Contact: Allison Matthews
STARKVILLE, Miss.--Mississippi State will recognize two employees, one student and a campus organization Friday [March 1] during the university's annual diversity award program and reception.
Open to all, the 2 p.m. event in the Shackouls Honors College Forum Room of Griffis Residence Hall is sponsored by the MSU President's Commission on the Status of Minorities.
Ravi Perry, assistant professor in the political science and public administration department, will be the featured speaker.
The 2013 honorees include (by honor):
Faculty Award--Rani Sullivan, associate professor of aerospace engineering. She has led her graduate and undergraduate students in various outreach activities, including learning experiences in engineering mechanics for incoming minority freshmen in the Bagley College of Engineering and at East and West Oktibbeha County high schools. The 2011 professor of the year in her department, she has served as faculty adviser for the Muslim Student Association since 2004 and been actively involved in numerous interfaith and intercultural activities promoting dialogues between persons of different nationalities, religions and ethnicities.
Staff Award--Angela C. Verdell, the Bagley College's director of diversity programs and student development. Before coming to MSU, she worked for Johnson & Johnson, Shell Oil Co. and Entergy Nuclear Power, where she was instrumental in promoting and advancing diversity and inclusion initiatives. Verdell is a founding member of the Professional Leadership Alliance, a non-profit organization helping mobilize and empower underrepresented populations in the Golden Triangle. An advocate for STEM (science, technology, engineering, and mathematics education) programs, she has received grants for summer and weekend enrichment programs for young underrepresented minorities and girls. She is faculty adviser for the campus Increasing Minority Access to Graduate Education Program and National Society of Blacks in Engineering chapter. In addition to membership in the National Action Council for Minorities in Engineering, she is chair-elect for the National Association for Minority Engineering Program Advocates-Southern Region, among other honors.

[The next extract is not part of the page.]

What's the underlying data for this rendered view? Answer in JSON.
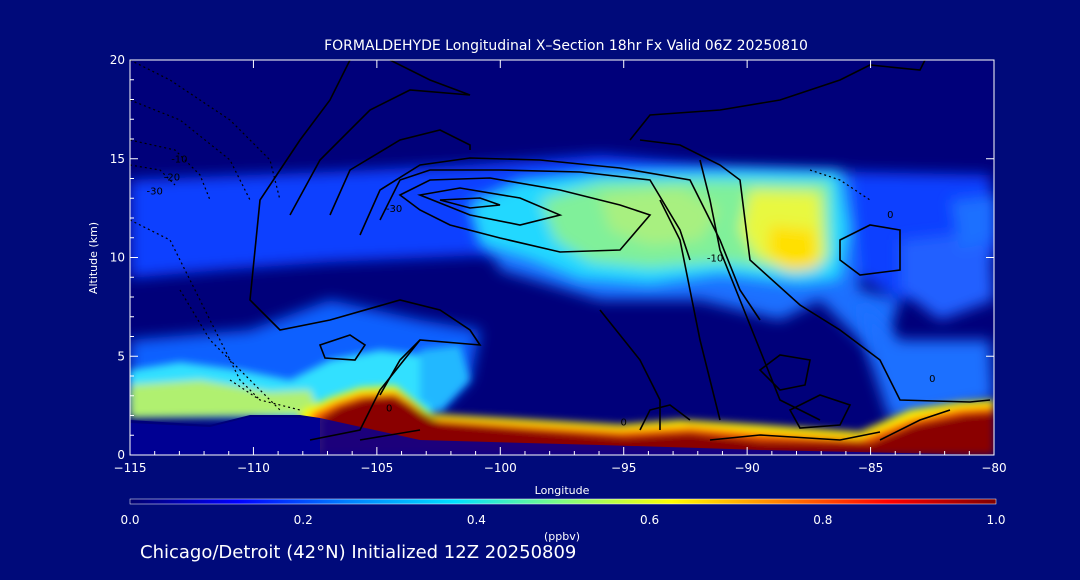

Student Award--Katja Walter of Wasserburg am Bodensee, Germany, a senior art/graphic design major with a minor in apparel, textiles and merchandising. She has led in reactivating the MSU German Club and currently serves as its president. Walter also works as a program coordinator assistant for the Holmes Cultural Diversity Center. A participant in the campus Montgomery Leadership Program, she was selected last year for a Division of Student Affairs Spirit of State Awards and named the Study Mississippi International Undergraduate Student of the Year.
Team Award--Collegiate 4-H, a service-based organization administered by the MSU Cooperative Extension Service that works to promote youth leadership, service learning and individual and group development. The first chapter of its kind in Mississippi, the organization was re-established in 2007 by two previous 4-H members.